First of all, this is great stuff. It's got a very Earthsea vibe, and I love how you're working in dragon psychology into the actions of the dragons, but still keeping the "dominance" in line with their alignments. That part reminds me of Thri-kreen of Athas, where their clutch and hunt instincts influences everything from party dynamics to how they buy goods in the market.

Some of this does not necessarily NEED to be revealed; while you might want them to know that he's a dracolich, if you're planning a "boss fight" (though "he's a dracolich" can be a reveal in a 1st boss fight, leading to a quest for the Phylactery, leading to a 2nd boss fight), a lot of this can just be chalked up to "He's gone crazy and is demanding more things that are evil". You need to know it, but they don't need to know the particulars of dragon psychology unless they want to.

Where do you picture them being in this conflict? Are they agents of Ziirka? Are they aligned with Kyros? Are they somewhere in the middle? If the latter, are they likely to become uncomfortable with his demands? If the former, might they resent being pawns? Similarly, though, you need to think about what Ziirka will know, when she's going to learn it, and how she'll react... I imagine finding out her old frenemy is a dracolich will shake her a bit, and change her tactics.
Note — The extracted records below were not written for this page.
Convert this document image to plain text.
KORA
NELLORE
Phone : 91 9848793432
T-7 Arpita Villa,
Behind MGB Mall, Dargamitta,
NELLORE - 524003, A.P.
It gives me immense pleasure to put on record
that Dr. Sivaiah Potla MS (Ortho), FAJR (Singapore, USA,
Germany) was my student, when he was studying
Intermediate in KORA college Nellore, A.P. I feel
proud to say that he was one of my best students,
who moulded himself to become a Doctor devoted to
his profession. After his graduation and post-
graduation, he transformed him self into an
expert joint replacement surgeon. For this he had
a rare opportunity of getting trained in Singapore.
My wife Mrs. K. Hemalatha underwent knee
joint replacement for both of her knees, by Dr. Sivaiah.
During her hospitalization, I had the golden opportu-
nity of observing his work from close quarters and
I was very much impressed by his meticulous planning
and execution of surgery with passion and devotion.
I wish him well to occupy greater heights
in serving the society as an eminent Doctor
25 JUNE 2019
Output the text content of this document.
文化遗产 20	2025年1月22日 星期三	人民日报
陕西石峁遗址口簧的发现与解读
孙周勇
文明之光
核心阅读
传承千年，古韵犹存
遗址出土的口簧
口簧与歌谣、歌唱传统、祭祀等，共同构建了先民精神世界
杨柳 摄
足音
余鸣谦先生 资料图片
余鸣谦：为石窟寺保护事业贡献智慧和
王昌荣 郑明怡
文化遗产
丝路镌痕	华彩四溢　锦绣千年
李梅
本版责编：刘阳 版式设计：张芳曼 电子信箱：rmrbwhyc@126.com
Myself, I start by plotting out what will happen if the PCs don't get involved. If your players decide to **** off to Undermountain, or play Cash and Caravans instead of adventuring, what's going to happen in the world around them? What are Kyros's moves, what are Ziirka's countermoves, and when does Ziirka change tactics, having learned the truth about Kyros, or at least deciding that he's gone from "make the world better" to "evil warlord"? Have that rough map, then let your players rewrite it. Know your lore, but keep it from the players unless they seek it out, or you need them to know it.